Matins d'hiver, lampe rouge dans la nuit, air immobile et âpre d'avant le lever du jour, jardin deviné dans l'aube obscure, rapetissé, étouffé de neige, sapins accablés qui laissiez, d'heure en heure, glisser en avalanches le fardeau de vos bras noirs, -coups d'éventail des passereaux effarés, et leurs jeux inquiets dans une poudre de cristal plus ténue, plus pailletée que la brume irisée d'un jet d'eau...Õ tous les hivers de mon enfance, une journée d'hiver vient de vous rendre à moi ! C'est mon visage d'autrefois que je cherche dans ce miroir ovale saisi d'une main distraite, et non mon visage de femme, de femme jeune que sa jeunesse va bientôt quitter...

D'un pinceau ému, je pourrais, sur ce visage-ci, repeindre celui d'une fraîche enfant roussie de soleil, rosie de froid, des joues élastiques achevées en un menton mince, des sourcils mobiles prompts à se plisser, une bouche dont les coins rusés démentent la courte lèvre ingénue...Hélas, ce n'est qu'un instant.
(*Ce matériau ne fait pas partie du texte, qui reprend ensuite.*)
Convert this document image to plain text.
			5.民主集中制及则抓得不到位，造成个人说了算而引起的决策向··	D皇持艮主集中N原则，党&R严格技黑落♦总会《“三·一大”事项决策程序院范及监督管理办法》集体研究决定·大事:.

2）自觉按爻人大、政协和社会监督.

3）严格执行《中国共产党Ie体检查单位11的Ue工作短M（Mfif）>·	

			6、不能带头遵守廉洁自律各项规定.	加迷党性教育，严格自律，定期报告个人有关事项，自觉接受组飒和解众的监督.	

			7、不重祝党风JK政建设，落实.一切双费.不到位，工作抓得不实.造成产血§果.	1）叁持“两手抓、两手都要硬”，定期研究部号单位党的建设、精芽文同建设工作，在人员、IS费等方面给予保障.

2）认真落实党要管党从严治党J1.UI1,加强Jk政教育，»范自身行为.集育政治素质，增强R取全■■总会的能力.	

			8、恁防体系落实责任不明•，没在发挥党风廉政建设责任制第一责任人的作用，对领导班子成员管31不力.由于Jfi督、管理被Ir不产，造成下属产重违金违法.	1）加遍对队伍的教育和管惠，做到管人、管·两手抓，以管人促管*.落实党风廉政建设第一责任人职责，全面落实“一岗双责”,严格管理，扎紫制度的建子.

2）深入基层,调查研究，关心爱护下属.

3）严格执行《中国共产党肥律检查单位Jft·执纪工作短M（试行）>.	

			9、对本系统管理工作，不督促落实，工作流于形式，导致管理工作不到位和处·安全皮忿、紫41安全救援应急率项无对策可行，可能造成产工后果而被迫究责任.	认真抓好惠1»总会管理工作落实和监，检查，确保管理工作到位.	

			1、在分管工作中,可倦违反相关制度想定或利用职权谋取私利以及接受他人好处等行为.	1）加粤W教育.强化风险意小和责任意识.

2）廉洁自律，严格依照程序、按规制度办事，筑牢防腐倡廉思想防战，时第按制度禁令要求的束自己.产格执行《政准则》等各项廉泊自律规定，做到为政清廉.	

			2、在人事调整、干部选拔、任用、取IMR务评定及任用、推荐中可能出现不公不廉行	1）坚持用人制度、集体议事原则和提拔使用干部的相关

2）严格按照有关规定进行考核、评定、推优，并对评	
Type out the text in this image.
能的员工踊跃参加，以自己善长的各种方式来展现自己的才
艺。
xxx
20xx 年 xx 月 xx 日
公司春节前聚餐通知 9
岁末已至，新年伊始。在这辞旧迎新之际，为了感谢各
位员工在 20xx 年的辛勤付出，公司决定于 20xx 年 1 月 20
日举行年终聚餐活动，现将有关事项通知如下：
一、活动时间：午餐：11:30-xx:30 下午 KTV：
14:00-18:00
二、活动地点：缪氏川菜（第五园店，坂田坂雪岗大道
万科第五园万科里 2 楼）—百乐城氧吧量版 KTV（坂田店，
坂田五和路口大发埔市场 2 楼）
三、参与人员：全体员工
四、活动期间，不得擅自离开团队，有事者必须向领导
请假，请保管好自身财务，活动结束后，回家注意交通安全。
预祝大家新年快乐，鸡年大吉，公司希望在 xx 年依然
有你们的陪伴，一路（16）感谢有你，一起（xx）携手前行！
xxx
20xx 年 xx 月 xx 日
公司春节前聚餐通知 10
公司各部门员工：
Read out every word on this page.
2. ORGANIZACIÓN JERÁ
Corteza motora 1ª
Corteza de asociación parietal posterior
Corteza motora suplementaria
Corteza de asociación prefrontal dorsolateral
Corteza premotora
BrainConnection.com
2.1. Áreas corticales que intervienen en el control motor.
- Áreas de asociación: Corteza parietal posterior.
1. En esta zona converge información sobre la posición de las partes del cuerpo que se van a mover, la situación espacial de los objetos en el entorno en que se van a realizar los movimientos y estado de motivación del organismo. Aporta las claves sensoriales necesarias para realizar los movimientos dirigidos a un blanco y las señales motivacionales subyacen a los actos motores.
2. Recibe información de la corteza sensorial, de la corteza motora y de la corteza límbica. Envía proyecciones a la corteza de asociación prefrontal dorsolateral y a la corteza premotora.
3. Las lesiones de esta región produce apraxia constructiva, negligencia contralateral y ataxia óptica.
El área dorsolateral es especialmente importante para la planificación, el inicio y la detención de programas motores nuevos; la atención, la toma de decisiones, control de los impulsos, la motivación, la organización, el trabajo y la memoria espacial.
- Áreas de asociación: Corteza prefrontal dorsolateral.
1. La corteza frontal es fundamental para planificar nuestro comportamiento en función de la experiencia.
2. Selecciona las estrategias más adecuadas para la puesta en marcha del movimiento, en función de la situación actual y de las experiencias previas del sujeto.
L'eau sombre du petit miroir retient seulement mon image marquée de légers coups d'ongle, finement gravée aux paupières, aux coins des lèvres, entre les sourcils têtus. Une image qui ne sourit ni ne s'attriste, et qui murmure, pour moi seule : « Il faut vieillir. Ne pleure pas, ne joins pas des doigts suppliants, ne te révolte pas : il faut vieillir. Répète-toi cette parole, non comme un cri de désespoir, mais comme le rappel d'un départ nécessaire. Regarde-toi, regarde tes paupières, tes lèvres, soulève sur tes tempes les boucles de tes cheveux : déjà tu commences à t'éloigner de ta vie, ne l'oublie pas, il faut vieillir !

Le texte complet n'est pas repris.